Uroseptic shock secondary to ureteral calculi during pregnancy is rare. It is characterized by rapid onset, rapid progression, aggressive disease, limited treatment, poor prognosis, and a mortality rate higher than 20% with improper or delayed management. A clear diagnosis is made based on typical clinical symptoms and abdominal ultrasound, often requiring combined multidisciplinary treatment and the simultaneous release of the obstruction. The high mortality rate is mainly related to inappropriate early treatment of stones and infections or failure to intervene in a timely manner.

Case presentation

A 21-year-old first-time pregnant patient with uroseptic shock was admitted to our intensive care unit. The patient was successfully treated at our hospital with multidisciplinary cooperation, high-dose vasoactive drugs, IABP, CRRT, VA-ECMO, and termination of pregnancy.

Conclusions

Timely relief of obstructions, termination of pregnancy, and the provision of IABP, CRRT, and VA-ECMO when necessary in critically ill patients with uroseptic shock during pregnancy can improve the success rate of resuscitation.
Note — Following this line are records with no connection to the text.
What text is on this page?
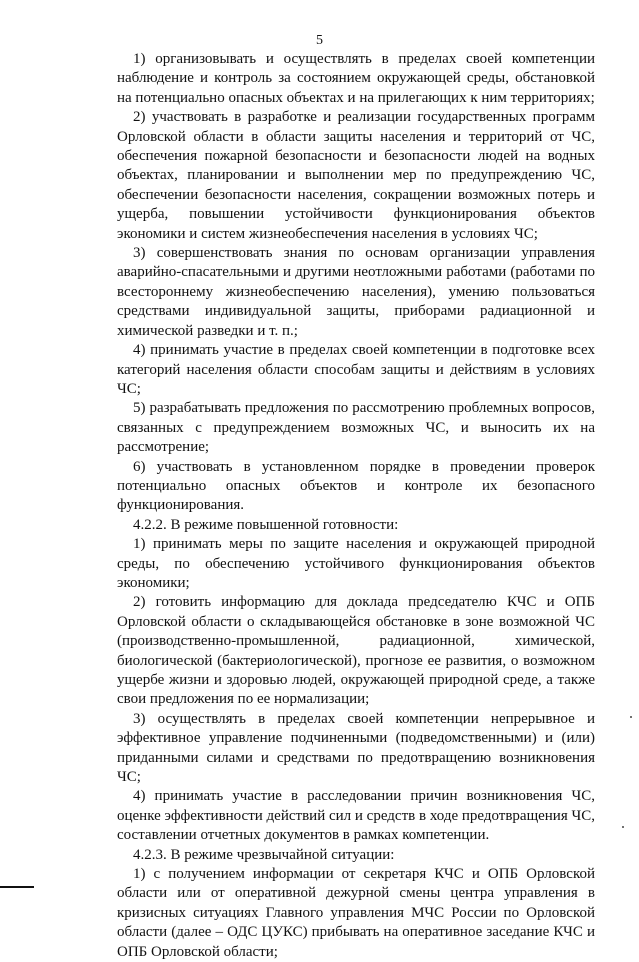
5

1) организовывать и осуществлять в пределах своей компетенции наблюдение и контроль за состоянием окружающей среды, обстановкой на потенциально опасных объектах и на прилегающих к ним территориях;

2) участвовать в разработке и реализации государственных программ Орловской области в области защиты населения и территорий от ЧС, обеспечения пожарной безопасности и безопасности людей на водных объектах, планировании и выполнении мер по предупреждению ЧС, обеспечении безопасности населения, сокращении возможных потерь и ущерба, повышении устойчивости функционирования объектов экономики и систем жизнеобеспечения населения в условиях ЧС;

3) совершенствовать знания по основам организации управления аварийно-спасательными и другими неотложными работами (работами по всестороннему жизнеобеспечению населения), умению пользоваться средствами индивидуальной защиты, приборами радиационной и химической разведки и т. п.;

4) принимать участие в пределах своей компетенции в подготовке всех категорий населения области способам защиты и действиям в условиях ЧС;

5) разрабатывать предложения по рассмотрению проблемных вопросов, связанных с предупреждением возможных ЧС, и выносить их на рассмотрение;

6) участвовать в установленном порядке в проведении проверок потенциально опасных объектов и контроле их безопасного функционирования.

4.2.2. В режиме повышенной готовности:

1) принимать меры по защите населения и окружающей природной среды, по обеспечению устойчивого функционирования объектов экономики;

2) готовить информацию для доклада председателю КЧС и ОПБ Орловской области о складывающейся обстановке в зоне возможной ЧС (производственно-промышленной, радиационной, химической, биологической (бактериологической), прогнозе ее развития, о возможном ущербе жизни и здоровью людей, окружающей природной среде, а также свои предложения по ее нормализации;

3) осуществлять в пределах своей компетенции непрерывное и эффективное управление подчиненными (подведомственными) и (или) приданными силами и средствами по предотвращению возникновения ЧС;

4) принимать участие в расследовании причин возникновения ЧС, оценке эффективности действий сил и средств в ходе предотвращения ЧС, составлении отчетных документов в рамках компетенции.

4.2.3. В режиме чрезвычайной ситуации:

1) с получением информации от секретаря КЧС и ОПБ Орловской области или от оперативной дежурной смены центра управления в кризисных ситуациях Главного управления МЧС России по Орловской области (далее – ОДС ЦУКС) прибывать на оперативное заседание КЧС и ОПБ Орловской области;
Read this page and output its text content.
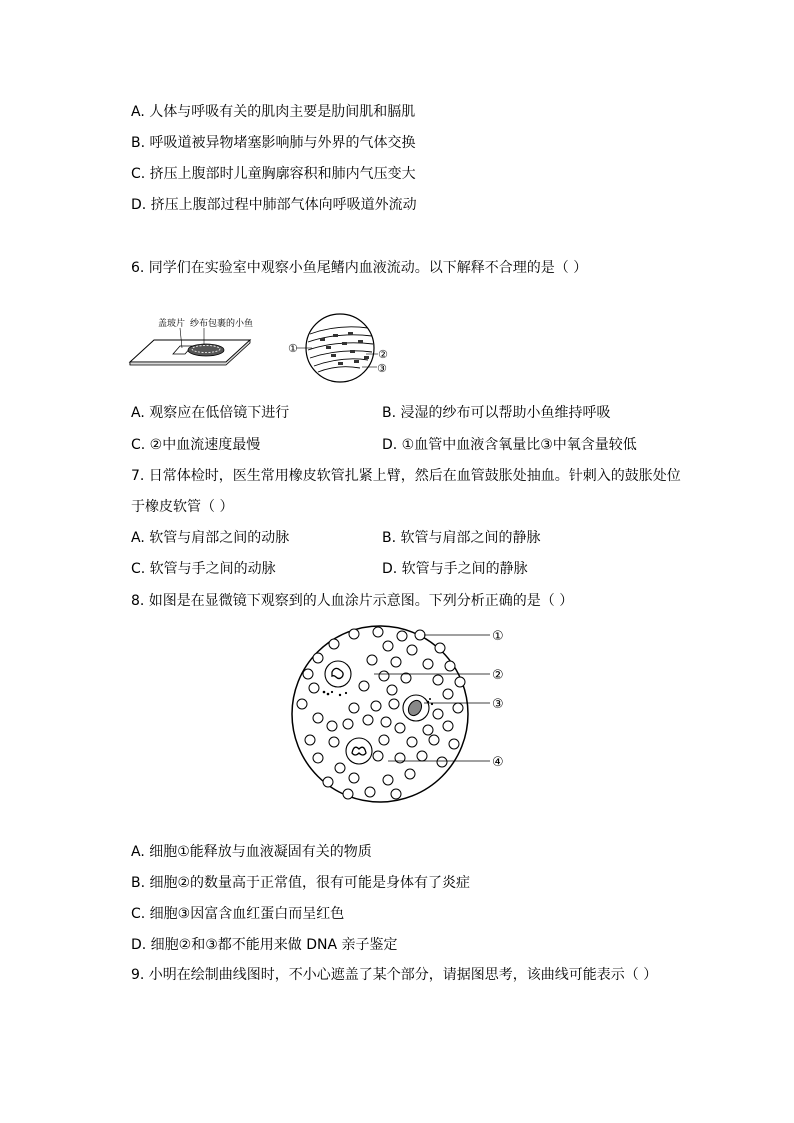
A. 人体与呼吸有关的肌肉主要是肋间肌和膈肌
B. 呼吸道被异物堵塞影响肺与外界的气体交换
C. 挤压上腹部时儿童胸廓容积和肺内气压变大
D. 挤压上腹部过程中肺部气体向呼吸道外流动
6. 同学们在实验室中观察小鱼尾鳍内血液流动。以下解释不合理的是（ ）
盖玻片 纱布包裹的小鱼
①	②
③
A. 观察应在低倍镜下进行	B. 浸湿的纱布可以帮助小鱼维持呼吸
C. ②中血流速度最慢	D. ①血管中血液含氧量比③中氧含量较低
7. 日常体检时，医生常用橡皮软管扎紧上臂，然后在血管鼓胀处抽血。针刺入的鼓胀处位
于橡皮软管（ ）
A. 软管与肩部之间的动脉	B. 软管与肩部之间的静脉
C. 软管与手之间的动脉	D. 软管与手之间的静脉
8. 如图是在显微镜下观察到的人血涂片示意图。下列分析正确的是（ ）
①
②
③
④
A. 细胞①能释放与血液凝固有关的物质
B. 细胞②的数量高于正常值，很有可能是身体有了炎症
C. 细胞③因富含血红蛋白而呈红色
D. 细胞②和③都不能用来做 DNA 亲子鉴定
9. 小明在绘制曲线图时，不小心遮盖了某个部分，请据图思考，该曲线可能表示（ ）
Sepsis is defined as life-threatening organ dysfunction caused by a dysregulated host response to infection [1]. Maternal sepsis is defined as sepsis during pregnancy or the postpartum period, with pyelonephritis, chorioamnionitis and endometritis being the most common sources of infection [2]. Regarding maternal urosepsis, pyelonephritis due to upper urinary tract obstruction caused by ureteral calculi is the most common source of infection. The incidence of urolithiasis during pregnancy has been reported as 1/1500, similar to that in the nonpregnant population [3]. However, physiological, immunological and mechanical changes during pregnancy make pregnant women more susceptible to infection than nonpregnant women [4]. In addition, physical adaptation to pregnancy may conceal signs and symptoms of infection and sepsis, which may delay diagnosis and treatment [5]. Urosepsis accounts for 5.0–7.0% of sepsis cases, with a mortality rate of 28.3–41.1% [6]. Among pregnant women, 1.81 cases of sepsis per 1000 were diagnosed, 61% and 25% of which originated in the genital tract and urinary tract, respectively [7]. The foetal mortality rate due to bacteraemia in pregnancy is 10–28% [7]. Despite close supervision and standard treatment measures, there is a high mortality rate.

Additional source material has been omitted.